Из общежития Генка выскочил минут через пять. Он нырнул в толпу и растворился в ней. Вслед за ним выскочили несколько рассерженных юношей. Они побегали перед толпой, потом сошлись в кучку, безнадежно помахали руками и убрались восвояси.


Генка возник неожиданно. Лешка накинулся на друга:


– Чудило, тебя ж пришьют обязательно!


– Все может быть. Действительно, что-то в последнее время у меня везде перебор.


– Ген, прекращай эти подозрительные встречи, «очко» черт знает с кем, мухлеж с тряпьем, «Тройной» из горлышка, связи с подсевшими на «план». Все это к добру не приведет.


– Да, знаю я. А что делать вечерами? Дома сидеть? Или переться в твои оперы, музеи, где у меня от зевоты скулы сводит?


В храме разлился свет, послышалось хоровое пение, зазвонили колокола.

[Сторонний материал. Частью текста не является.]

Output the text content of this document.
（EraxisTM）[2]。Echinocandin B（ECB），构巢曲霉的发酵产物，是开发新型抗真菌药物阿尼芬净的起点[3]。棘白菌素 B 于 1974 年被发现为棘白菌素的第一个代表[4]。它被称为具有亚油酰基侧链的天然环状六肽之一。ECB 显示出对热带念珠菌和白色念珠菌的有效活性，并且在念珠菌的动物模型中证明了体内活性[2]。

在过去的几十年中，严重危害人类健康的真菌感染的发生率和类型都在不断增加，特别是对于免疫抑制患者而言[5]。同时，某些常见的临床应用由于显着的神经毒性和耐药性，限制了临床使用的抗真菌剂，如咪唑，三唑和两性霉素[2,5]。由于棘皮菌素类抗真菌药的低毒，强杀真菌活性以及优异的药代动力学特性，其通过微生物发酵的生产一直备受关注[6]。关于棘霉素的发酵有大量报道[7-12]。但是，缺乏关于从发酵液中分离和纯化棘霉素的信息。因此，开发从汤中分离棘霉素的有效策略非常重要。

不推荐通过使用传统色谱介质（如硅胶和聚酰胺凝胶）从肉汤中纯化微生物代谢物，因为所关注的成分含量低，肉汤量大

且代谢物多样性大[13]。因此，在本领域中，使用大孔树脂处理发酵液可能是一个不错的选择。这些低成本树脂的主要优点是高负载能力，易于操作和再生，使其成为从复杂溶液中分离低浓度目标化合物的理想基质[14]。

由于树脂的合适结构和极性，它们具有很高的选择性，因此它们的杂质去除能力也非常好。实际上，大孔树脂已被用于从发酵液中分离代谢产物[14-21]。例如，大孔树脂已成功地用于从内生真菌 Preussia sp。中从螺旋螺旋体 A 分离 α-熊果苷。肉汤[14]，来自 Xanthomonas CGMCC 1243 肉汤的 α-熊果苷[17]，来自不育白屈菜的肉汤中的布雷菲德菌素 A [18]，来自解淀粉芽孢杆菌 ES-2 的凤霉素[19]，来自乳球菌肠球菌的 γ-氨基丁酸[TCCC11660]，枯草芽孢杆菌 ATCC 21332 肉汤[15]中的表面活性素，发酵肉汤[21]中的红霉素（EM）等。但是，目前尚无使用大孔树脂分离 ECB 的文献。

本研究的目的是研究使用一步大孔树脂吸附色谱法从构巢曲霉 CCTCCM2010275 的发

Христос воскрес!


– Ты сколько классов закончил? – задал неожиданный вопрос Лешка.


– Семь.


– И я —семь. Давай за лето подтянем русский и математику, а по осени пойдем учиться в вечернюю школу. А там, глядишь, и в институт поступим. А! Ведь не вечно же ты будешь «Генка с инструментального». Да и мне до шестидесяти лет стоять у станка, что-то не хочется.


Генка долго молчал. Думал. А затем медленно произнес:


– В этом что-то есть. Можно попробовать.


Вот так, под звон колоколов, под радостные пасхальные песнопения приняли друзья решение, которое резко изменило их жизнь.

ТОПОР КАК СИМВОЛ

Мартовская мимоза


Торт перевернулся и всеми своими масляными розами плюхнулся на грязный, асфальтовый пол. Все воскликнули: «Ой!». Всклик был громким, поскольку всех было много. У стола, накрытого красной материей, сгрудились работники как механического так и слесарного участка ремонтного цеха. Они собрались, чтобы поздравить женщин своего цеха с Международным женским днем. Сегодня было 8-е марта 1951 года.